La Crosse, WI • On-site, Remote

$157K - $163K/yr

Full-time

Posted 20 days ago


Job description

Be Part Of A Dynamic Team:

Join a high-performing engineering team focused on developing advanced thermal and power infrastructure solutions for high-density data center, AI, HPC, and mission-critical environments. This organization is helping shape the next generation of data center systems by connecting electrical architecture, power delivery, cooling integration, controls, and reliability into scalable solutions for rapidly evolving compute demands.

This team is focused on solving complex infrastructure challenges across electrical power, thermal systems, and high-density equipment integration. The Electrical & Power Lead will help define how data center power systems support advanced cooling architectures, including high-voltage distribution, 800VDC concepts, power conversion, backup power, controls integration, and rack/facility-level deployment.

What’s In Store For You:

This is a full-time direct hire opportunity supporting a high-growth data center thermal systems portfolio.

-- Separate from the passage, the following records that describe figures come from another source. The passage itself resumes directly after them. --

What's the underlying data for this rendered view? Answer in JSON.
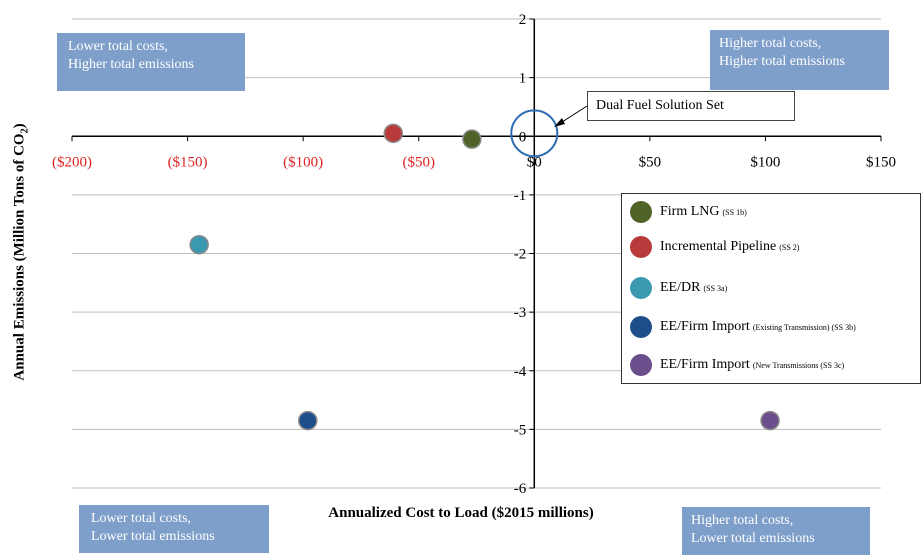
{
  "chart_data": {
    "type": "scatter",
    "xlabel": "Annualized Cost to Load ($2015 millions)",
    "ylabel": "Annual Emissions (Million Tons of CO",
    "ylabel_sub": "2",
    "ylabel_tail": ")",
    "xlim": [
      -200,
      150
    ],
    "ylim": [
      -6,
      2
    ],
    "x_ticks": [
      -200,
      -150,
      -100,
      -50,
      0,
      50,
      100,
      150
    ],
    "x_tick_labels": [
      "($200)",
      "($150)",
      "($100)",
      "($50)",
      "$0",
      "$50",
      "$100",
      "$150"
    ],
    "y_ticks": [
      2,
      1,
      0,
      -1,
      -2,
      -3,
      -4,
      -5,
      -6
    ],
    "y_tick_labels": [
      "2",
      "1",
      "0",
      "-1",
      "-2",
      "-3",
      "-4",
      "-5",
      "-6"
    ],
    "grid": true,
    "legend_position": "right",
    "series": [
      {
        "name": "Firm LNG",
        "suffix": "(SS 1b)",
        "color": "#4f6228",
        "points": [
          {
            "x": -27,
            "y": -0.05
          }
        ]
      },
      {
        "name": "Incremental Pipeline",
        "suffix": "(SS 2)",
        "color": "#b83a3a",
        "points": [
          {
            "x": -61,
            "y": 0.05
          }
        ]
      },
      {
        "name": "EE/DR",
        "suffix": "(SS 3a)",
        "color": "#3a99b0",
        "points": [
          {
            "x": -145,
            "y": -1.85
          }
        ]
      },
      {
        "name": "EE/Firm Import",
        "suffix": "(Existing Transmission) (SS 3b)",
        "color": "#1f4e8c",
        "points": [
          {
            "x": -98,
            "y": -4.85
          }
        ]
      },
      {
        "name": "EE/Firm Import",
        "suffix": "(New Transmissions (SS 3c)",
        "color": "#6b4e8c",
        "points": [
          {
            "x": 102,
            "y": -4.85
          }
        ]
      }
    ],
    "annotations": {
      "callout": "Dual Fuel Solution Set",
      "solution_center": {
        "x": 0,
        "y": 0.05
      }
    },
    "quadrants": {
      "top_left": [
        "Lower total costs,",
        "Higher total emissions"
      ],
      "top_right": [
        "Higher total costs,",
        "Higher total emissions"
      ],
      "bottom_left": [
        "Lower total costs,",
        "Lower total emissions"
      ],
      "bottom_right": [
        "Higher total costs,",
        "Lower total emissions"
      ]
    },
    "colors": {
      "negative_tick": "#e02020",
      "positive_tick": "#000000",
      "grid": "#bfbfbf",
      "quadrant_box": "#7f9fcb"
    }
  }
}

The role offers the chance to influence electrical and power architecture for AI and high-density compute environments, including systems that must balance safety, reliability, efficiency, scalability, serviceability, cost, and deployment readiness.

Remote flexibility may be considered for exceptional candidates, with travel expected as needed for customer meetings, technical reviews, field validation, industry events, and project support.

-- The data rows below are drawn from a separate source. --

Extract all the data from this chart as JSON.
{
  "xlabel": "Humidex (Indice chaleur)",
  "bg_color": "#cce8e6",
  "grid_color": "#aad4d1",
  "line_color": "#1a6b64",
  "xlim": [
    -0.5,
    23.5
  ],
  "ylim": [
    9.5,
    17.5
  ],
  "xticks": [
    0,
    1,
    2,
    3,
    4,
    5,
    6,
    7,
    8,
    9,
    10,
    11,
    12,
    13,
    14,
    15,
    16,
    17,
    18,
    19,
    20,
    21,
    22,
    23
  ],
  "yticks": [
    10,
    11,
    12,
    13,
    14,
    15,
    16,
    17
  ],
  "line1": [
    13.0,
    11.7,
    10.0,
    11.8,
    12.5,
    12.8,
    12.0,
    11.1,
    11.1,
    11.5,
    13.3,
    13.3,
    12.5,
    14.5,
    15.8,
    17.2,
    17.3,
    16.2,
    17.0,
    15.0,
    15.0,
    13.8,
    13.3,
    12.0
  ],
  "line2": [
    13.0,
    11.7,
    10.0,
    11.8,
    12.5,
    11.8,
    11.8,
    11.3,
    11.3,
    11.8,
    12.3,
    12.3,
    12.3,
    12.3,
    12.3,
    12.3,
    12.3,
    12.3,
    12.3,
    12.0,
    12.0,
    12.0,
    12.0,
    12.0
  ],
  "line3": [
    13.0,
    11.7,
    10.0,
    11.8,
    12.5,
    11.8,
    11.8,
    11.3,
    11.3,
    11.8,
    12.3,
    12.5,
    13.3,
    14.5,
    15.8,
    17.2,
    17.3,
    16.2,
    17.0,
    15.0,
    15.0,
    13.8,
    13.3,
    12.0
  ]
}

How You Will Make An Impact:

  • Lead electrical and power system concept development for advanced data center thermal systems.
  • Evaluate power architectures involving 800VDC, AC/DC conversion, power shelves, busbars, switchgear, UPS, batteries, generators, EPMS, controls, and rack/facility power distribution.
  • Partner with mechanical, thermal, controls, product, field, and customer-facing teams to ensure power architecture aligns with cooling system requirements.
  • Translate high-density compute and cooling loads into practical electrical infrastructure requirements.
  • Support development of system concepts, single-line inputs, operating strategies, safety requirements, control interfaces, and reference design content.
  • Evaluate equipment operating limits, redundancy strategies, fault conditions, commissioning readiness, and system-level performance tradeoffs.
  • Support field validation, troubleshooting, factory witness testing, deployment readiness, and customer solution reviews.
  • Provide technical guidance for strategic pursuits, customer discussions, industry events, and commercialization activities.
  • Mentor engineers and help build organizational knowledge around high-density data center power systems.

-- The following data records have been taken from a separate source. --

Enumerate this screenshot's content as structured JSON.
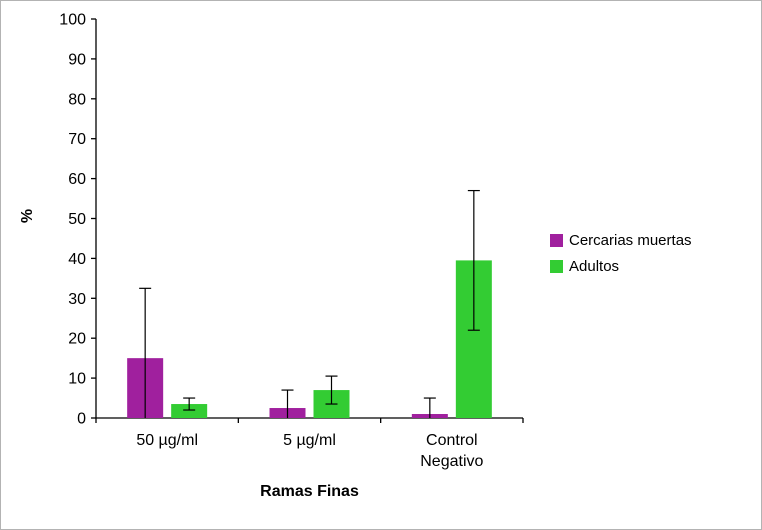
{
  "figure": {
    "background": "#ffffff",
    "border_color": "#b3b3b3"
  },
  "chart_data": {
    "type": "bar",
    "title": "",
    "xlabel": "Ramas Finas",
    "ylabel": "%",
    "ylim": [
      0,
      100
    ],
    "ytick_step": 10,
    "grid": false,
    "legend_position": "right",
    "categories": [
      "50 µg/ml",
      "5 µg/ml",
      "Control\nNegativo"
    ],
    "series": [
      {
        "name": "Cercarias muertas",
        "color": "#a0209e",
        "values": [
          15,
          2.5,
          1
        ],
        "errors": [
          17.5,
          4.5,
          4
        ]
      },
      {
        "name": "Adultos",
        "color": "#33cc33",
        "values": [
          3.5,
          7,
          39.5
        ],
        "errors": [
          1.5,
          3.5,
          17.5
        ]
      }
    ]
  }
}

Do you have the expertise to lead in data center electrical and power systems?

  • 8+ years of relevant engineering experience in data center electrical systems, power infrastructure, heavy industrial power, power electronics, mission-critical facilities, or high-density compute infrastructure.
  • Direct experience with data center, mission-critical, industrial, or advanced power systems, including switchgear, UPS, generators, batteries, busbars, power distribution, AC/DC conversion, or high-voltage DC systems.
  • Exposure to 800VDC, HVDC, DC busbar architecture, rack-level power, power shelves, or high-density AI/HPC infrastructure is strongly preferred.
  • Strong system-level understanding of how power architecture supports cooling, controls, reliability, and high-density data center deployment.
  • Experience with electrical safety, fault tolerance, redundancy, grounding, commissioning, controls integration, or power monitoring systems.
  • Familiarity with EPMS, BMS/BAS integration, PLC/control interfaces, utility coordination, load management, or demand limiting is preferred.
  • Ability to evaluate complex electrical and power systems with a practical, real-world engineering mindset.
  • Strong communication skills with the ability to present technical concepts to customers, leadership, engineering teams, field teams, and industry stakeholders.
  • Exposure to OCP, IEEE, IEC, UL, NFPA, NEC, ASHRAE TC 9.9, or other data center / electrical standards organizations is preferred.
  • Professional Engineering license, advanced degree, conference participation, standards work, publications, or technical presentations are helpful but not required.